Journée internationale des peuples autochtones : quels droits pour les Indiens de la République ?

Alors que se célèbre, le 9 août, la « Journée des peuples autochtones » décrétée par les Nations Unies, Survival, qui se réjouit du récent vote du Conseil des droits de l'Homme en faveur de la « Déclaration des droits des peuples autochtones », rappelle que dans la partie amazonienne du département français de la Guyane vivent aujourd'hui quelque 10 000 Amérindiens dont les droits à la propriété collective de leurs terres – sur lesquelles ils étaient autrefois souverains – ne sont toujours pas reconnus.

Si la Déclaration, adoptée par 30 voix pour (dont la France), 2 voix contre et 12 abstentions, reconnaît les droits spécifiques des peuples indigènes sur leurs terres et leurs modes de vie, elle n'aura, une fois adoptée par l'Assemblée générale des Nations Unies, de par sa nature même, aucune portée contraignante.  

Le seul instrument juridique international promouvant les droits des peuples autochtones est, à ce jour, la Convention 169 de l'Organisation internationale du Travail relative aux ‘peuples' dits ‘indigènes et tribaux' qui invite les États à respecter les droits collectifs détenus sur les territoires d'établissement, y incluant l'ensemble des ressources naturelles qui y sont attachées. Cette convention n'a été signée et ratifiée que par 17 États, dont, pour l'Europe, le Danemark, la Norvège et les Pays-Bas. D'autres pays ont soit envisagé sérieusement une ratification prochaine, soit ont d'ores et déjà accordé à leurs minorités autochtones des droits territoriaux dépassant les dispositions de ladite convention.
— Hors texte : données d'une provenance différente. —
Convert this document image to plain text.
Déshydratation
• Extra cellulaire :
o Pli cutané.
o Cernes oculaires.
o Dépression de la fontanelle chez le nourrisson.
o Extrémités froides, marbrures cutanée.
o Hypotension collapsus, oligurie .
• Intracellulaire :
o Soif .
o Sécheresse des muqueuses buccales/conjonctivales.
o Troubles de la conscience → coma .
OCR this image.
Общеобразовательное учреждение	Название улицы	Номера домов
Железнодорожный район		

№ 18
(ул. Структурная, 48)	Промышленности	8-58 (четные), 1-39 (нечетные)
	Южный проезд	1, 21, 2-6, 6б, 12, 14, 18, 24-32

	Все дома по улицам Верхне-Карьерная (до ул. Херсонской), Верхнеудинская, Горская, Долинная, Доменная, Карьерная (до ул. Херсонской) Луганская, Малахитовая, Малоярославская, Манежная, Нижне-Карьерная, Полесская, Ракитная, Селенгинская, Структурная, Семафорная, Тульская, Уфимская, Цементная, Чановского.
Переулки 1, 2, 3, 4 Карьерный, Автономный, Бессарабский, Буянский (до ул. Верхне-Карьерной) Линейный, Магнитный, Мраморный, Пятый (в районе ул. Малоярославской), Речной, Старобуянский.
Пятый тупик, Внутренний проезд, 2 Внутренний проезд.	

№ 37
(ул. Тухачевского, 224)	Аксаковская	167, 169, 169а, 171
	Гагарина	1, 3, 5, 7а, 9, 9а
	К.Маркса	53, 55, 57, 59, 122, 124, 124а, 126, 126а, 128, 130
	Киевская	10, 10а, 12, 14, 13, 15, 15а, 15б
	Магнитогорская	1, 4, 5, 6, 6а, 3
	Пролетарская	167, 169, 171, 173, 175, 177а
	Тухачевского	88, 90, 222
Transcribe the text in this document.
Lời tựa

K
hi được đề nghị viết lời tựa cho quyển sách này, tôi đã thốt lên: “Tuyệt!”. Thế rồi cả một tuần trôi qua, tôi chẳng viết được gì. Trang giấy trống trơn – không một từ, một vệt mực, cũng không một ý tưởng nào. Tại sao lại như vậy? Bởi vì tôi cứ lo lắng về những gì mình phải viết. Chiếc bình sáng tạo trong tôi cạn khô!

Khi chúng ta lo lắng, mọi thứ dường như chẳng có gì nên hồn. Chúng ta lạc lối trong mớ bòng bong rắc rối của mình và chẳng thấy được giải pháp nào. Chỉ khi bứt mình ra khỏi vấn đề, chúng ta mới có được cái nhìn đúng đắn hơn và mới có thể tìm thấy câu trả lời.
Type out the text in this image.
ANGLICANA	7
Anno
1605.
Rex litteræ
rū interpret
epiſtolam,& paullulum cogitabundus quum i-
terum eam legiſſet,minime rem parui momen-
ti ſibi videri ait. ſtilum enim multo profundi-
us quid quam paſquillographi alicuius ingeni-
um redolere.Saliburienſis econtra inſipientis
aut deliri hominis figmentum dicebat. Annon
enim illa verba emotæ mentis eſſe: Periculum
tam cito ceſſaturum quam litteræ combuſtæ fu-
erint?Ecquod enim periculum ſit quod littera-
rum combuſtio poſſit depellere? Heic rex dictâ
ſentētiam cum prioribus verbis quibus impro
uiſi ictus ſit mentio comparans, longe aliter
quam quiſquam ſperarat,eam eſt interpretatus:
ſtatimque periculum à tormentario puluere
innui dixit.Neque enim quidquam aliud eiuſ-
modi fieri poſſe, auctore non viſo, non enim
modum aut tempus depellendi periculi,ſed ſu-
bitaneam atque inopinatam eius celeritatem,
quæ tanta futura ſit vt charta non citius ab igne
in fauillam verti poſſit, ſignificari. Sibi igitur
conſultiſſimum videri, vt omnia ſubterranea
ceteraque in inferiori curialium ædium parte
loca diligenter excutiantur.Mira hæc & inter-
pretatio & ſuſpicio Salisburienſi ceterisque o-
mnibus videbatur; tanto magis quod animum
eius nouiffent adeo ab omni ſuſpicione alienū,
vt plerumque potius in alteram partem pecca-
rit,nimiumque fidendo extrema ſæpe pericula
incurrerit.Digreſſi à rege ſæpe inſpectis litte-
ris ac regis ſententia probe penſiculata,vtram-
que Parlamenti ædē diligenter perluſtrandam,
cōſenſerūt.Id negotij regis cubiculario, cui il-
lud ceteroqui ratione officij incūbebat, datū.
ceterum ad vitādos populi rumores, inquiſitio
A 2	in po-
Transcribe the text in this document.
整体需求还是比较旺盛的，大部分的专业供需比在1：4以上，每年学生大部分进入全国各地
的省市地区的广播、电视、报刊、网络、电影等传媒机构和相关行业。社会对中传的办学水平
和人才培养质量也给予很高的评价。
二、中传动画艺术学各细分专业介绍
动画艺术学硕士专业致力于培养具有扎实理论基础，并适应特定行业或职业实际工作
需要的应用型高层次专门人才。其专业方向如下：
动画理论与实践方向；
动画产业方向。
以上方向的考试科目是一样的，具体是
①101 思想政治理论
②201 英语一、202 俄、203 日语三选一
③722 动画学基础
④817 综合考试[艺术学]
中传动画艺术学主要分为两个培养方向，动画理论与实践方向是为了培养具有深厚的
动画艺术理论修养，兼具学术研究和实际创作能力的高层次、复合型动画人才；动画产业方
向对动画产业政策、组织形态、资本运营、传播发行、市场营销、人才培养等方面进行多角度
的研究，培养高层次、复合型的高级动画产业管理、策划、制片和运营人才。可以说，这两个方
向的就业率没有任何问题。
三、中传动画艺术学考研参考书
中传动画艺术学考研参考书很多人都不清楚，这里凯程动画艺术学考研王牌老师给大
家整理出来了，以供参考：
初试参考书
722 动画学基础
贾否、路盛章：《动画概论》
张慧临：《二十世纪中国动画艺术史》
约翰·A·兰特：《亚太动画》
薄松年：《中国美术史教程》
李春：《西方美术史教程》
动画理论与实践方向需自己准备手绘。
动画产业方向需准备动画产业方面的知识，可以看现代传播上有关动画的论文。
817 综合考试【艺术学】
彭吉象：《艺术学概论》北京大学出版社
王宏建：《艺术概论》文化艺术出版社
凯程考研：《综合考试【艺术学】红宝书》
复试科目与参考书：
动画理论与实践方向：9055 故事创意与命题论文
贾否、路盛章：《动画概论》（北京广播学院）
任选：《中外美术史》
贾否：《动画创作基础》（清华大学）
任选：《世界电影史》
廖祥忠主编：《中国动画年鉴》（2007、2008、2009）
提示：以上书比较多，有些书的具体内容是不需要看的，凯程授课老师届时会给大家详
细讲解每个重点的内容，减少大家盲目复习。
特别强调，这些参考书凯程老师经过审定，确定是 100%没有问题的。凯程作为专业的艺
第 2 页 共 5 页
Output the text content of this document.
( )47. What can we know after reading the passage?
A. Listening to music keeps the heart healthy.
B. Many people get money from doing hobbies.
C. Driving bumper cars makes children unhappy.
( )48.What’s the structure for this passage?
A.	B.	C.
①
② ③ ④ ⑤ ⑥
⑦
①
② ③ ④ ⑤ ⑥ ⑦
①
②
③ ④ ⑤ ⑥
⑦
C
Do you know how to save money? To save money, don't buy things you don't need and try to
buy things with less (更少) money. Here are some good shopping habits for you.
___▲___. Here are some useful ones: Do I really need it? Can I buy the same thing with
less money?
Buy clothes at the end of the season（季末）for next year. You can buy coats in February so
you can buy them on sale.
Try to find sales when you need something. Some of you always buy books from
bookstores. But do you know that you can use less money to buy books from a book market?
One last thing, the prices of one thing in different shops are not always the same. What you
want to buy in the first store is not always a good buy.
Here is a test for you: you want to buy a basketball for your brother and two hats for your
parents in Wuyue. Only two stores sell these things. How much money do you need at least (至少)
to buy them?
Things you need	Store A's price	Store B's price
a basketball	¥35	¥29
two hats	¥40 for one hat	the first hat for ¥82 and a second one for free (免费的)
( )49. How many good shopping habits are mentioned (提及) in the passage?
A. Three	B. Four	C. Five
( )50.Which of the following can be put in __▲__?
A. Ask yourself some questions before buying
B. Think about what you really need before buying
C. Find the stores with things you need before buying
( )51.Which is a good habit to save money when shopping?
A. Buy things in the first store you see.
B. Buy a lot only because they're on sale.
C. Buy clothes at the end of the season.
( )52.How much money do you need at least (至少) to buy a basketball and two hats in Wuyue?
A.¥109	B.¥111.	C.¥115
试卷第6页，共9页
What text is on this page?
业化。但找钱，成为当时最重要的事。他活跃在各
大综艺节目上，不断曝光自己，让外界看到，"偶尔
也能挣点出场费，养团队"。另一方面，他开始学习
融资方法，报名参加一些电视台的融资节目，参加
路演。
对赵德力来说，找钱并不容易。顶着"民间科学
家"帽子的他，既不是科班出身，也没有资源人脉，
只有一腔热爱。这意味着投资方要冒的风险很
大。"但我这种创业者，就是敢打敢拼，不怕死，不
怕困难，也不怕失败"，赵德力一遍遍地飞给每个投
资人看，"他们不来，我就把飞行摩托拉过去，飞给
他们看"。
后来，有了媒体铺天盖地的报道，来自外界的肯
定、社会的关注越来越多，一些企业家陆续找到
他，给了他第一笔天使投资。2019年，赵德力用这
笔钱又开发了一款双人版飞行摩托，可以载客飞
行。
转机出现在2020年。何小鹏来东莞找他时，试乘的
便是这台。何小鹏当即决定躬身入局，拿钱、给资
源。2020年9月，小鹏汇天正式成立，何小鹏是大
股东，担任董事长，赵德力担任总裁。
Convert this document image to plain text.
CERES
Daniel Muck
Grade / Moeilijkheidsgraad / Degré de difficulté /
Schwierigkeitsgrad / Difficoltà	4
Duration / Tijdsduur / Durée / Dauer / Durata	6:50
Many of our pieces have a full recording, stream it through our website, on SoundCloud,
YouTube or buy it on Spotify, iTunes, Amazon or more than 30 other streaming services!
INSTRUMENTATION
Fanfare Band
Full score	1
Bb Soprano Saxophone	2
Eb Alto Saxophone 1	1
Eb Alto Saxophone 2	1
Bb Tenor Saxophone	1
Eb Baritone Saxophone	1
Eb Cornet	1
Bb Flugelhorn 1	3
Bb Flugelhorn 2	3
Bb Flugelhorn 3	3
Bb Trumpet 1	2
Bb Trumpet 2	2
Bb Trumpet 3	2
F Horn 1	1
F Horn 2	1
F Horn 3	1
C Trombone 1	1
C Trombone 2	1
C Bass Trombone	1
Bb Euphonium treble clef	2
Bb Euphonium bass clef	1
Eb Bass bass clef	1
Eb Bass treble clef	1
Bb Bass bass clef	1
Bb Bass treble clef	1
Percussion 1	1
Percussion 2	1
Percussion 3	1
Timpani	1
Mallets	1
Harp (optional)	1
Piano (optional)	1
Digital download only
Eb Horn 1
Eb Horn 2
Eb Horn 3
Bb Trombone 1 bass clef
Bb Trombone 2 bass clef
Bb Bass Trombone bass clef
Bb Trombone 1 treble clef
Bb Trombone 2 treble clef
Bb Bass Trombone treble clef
La France, de son côté a refusé sa signature au motif que la reconnaissance de droits spécifiques au profit de certaines catégories de citoyens entre en contradiction avec la Constitution. Elle a pourtant défendu en 2001 le droit des peuples autochtones devant le Conseil des Droits de l'Homme et a soutenu l'adoption par l'UNESCO de la Convention sur la diversité culturelle.
Jean-Patrick Razon, directeur de la section française de Survival, a déclaré : "Alors que l'inauguration du Quai Branly il y a quelques semaines célébrait « l'infinie diversité des cultures » et le « génie des peuples et des civilisations », la France serait bien inspirée de faire reconnaître solennellement par son droit interne les revendications légitimes des populations amérindiennes de Guyane française".